I wonder is it possible for TVM to support CUDA warp-level sync operations? For example, if I want to use shuffle intrinsics, what should I do? If not possible, then I have to use shared memory. But then TVM will generate syncthreads, which is an overkill. If I load and consume shared memory only in warp, i.e. no memory shared across warps, I don’t need syncthreads, right?

Let’s look at the following naive example:

import tvm
from tvm.te import hybrid

@hybrid.script
def demo_sync(indices):
    out = output_tensor((indices.shape[0],), 'int32')
    sm_i = allocate((128,), 'int32', 'shared')
    for b in bind('blockIdx.x', indices.shape[0] // 128):
        for y in range(4):
            for x in bind('threadIdx.x', 32):
                sm_i[y * 4 + x] = indices[b * 128 + y * 4 + x]
                out[y * 4 + x] = sm_i[y * 4 + 31 - x]
            # for i in range(32):
    return out

indices = tvm.te.placeholder((1024,), 'int32', 'indices')
out = demo_sync(indices)
sched = tvm.te.create_schedule(out.op)
f = tvm.build(sched, [indices, out], target='cuda')
print(f.imported_modules[0].get_source())

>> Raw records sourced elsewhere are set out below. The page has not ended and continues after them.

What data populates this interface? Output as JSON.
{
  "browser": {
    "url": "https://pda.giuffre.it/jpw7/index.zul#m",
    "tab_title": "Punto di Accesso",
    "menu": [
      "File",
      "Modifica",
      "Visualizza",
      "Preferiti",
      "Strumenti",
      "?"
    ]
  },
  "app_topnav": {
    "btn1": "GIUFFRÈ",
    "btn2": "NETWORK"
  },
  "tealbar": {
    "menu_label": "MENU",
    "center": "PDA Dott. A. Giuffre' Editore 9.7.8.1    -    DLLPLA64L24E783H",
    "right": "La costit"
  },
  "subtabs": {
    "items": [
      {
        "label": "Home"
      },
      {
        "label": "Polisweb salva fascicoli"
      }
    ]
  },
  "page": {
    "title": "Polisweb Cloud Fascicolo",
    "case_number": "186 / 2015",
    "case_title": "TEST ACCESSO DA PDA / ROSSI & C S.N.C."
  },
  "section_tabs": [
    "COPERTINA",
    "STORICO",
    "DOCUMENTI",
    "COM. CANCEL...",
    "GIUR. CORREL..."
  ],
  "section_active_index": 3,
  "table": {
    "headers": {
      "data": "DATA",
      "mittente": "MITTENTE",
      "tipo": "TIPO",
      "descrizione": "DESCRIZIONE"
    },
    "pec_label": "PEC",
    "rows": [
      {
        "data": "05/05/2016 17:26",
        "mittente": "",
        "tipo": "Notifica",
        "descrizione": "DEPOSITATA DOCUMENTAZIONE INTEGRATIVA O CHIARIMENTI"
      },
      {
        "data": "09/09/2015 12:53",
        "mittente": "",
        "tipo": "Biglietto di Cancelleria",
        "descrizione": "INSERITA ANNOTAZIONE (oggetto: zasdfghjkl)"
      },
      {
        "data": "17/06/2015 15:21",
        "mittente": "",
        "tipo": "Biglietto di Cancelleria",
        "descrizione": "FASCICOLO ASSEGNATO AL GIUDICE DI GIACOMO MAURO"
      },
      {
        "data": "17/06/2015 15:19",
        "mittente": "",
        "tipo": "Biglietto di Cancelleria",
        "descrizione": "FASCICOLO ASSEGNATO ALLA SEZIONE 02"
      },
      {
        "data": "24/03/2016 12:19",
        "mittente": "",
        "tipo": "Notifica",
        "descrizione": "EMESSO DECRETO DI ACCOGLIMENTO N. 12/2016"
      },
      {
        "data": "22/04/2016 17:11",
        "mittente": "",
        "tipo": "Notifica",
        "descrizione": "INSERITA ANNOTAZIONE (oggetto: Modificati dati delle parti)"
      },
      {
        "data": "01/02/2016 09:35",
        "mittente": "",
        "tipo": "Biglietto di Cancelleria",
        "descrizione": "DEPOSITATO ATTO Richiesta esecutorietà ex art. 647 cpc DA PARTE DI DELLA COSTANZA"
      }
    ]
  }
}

It will generate following cuda code:

extern "C" __global__ void default_function_kernel0(int* __restrict__ indices, int* __restrict__ demo_sync) {
  __shared__ int sm_i[128];
  for (int y = 0; y < 4; ++y) {
    __syncthreads();
    sm_i[(((y * 4) + ((int)threadIdx.x)))] = indices[((((((int)blockIdx.x) * 128) + (y * 4)) + ((int)threadIdx.x)))];
    __syncthreads();
    demo_sync[(((y * 4) + ((int)threadIdx.x)))] = sm_i[((((y * 4) + 31) - ((int)threadIdx.x)))];
  }
}

I think the two syncthreads is not necessary. Is it possible to fix it? Either by using shuffle instead, or just do not generate sync operations, or use syncwarp.

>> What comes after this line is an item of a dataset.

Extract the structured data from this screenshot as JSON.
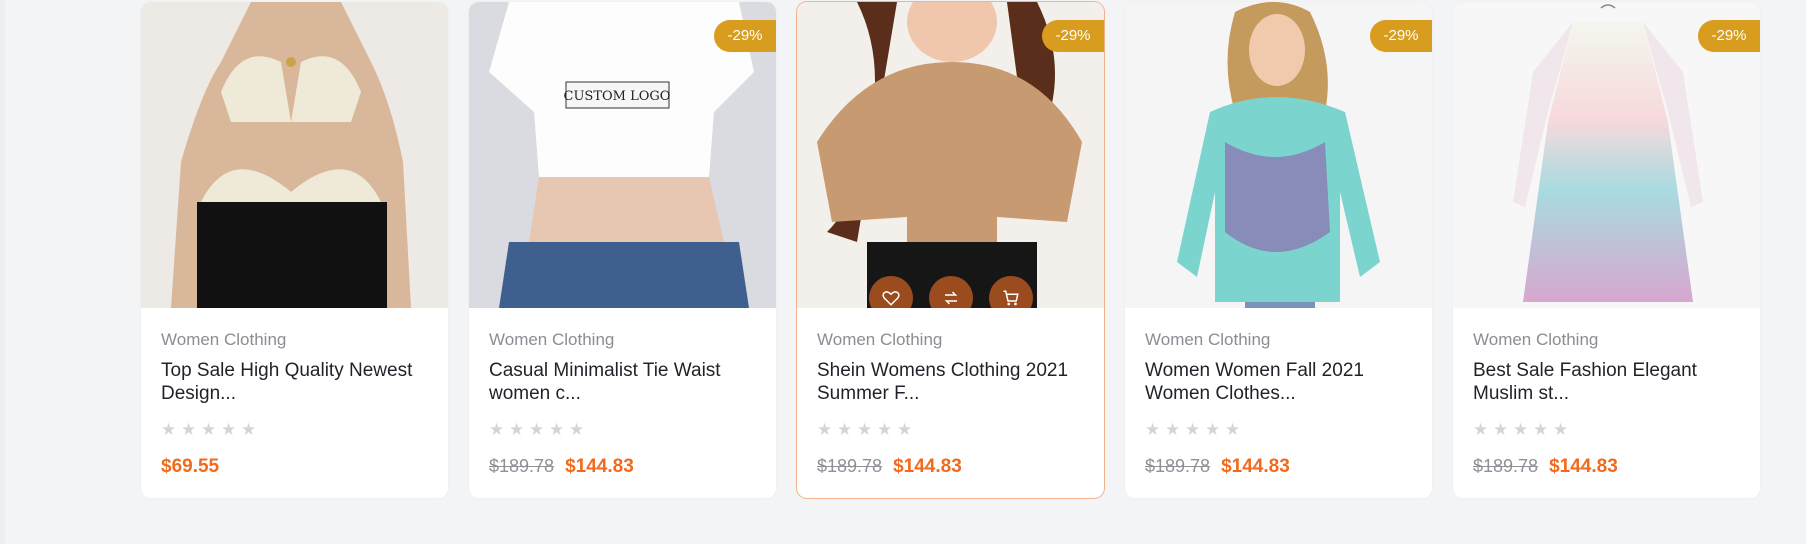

tkonolige · October 1, 2020, 4:24pm

TVM has a warp memory abstraction. If you use allocate((128,), 'int32', 'warp'), TVM will put the data in thread local registers and then use shuffle operations to make the data available to other threads in the warp. Out can also use the shuffles directly if you want. I’m not sure how exactly to use warp shuffles in hybrid script, but you can grep the codebase for tvm_warp_shuffle.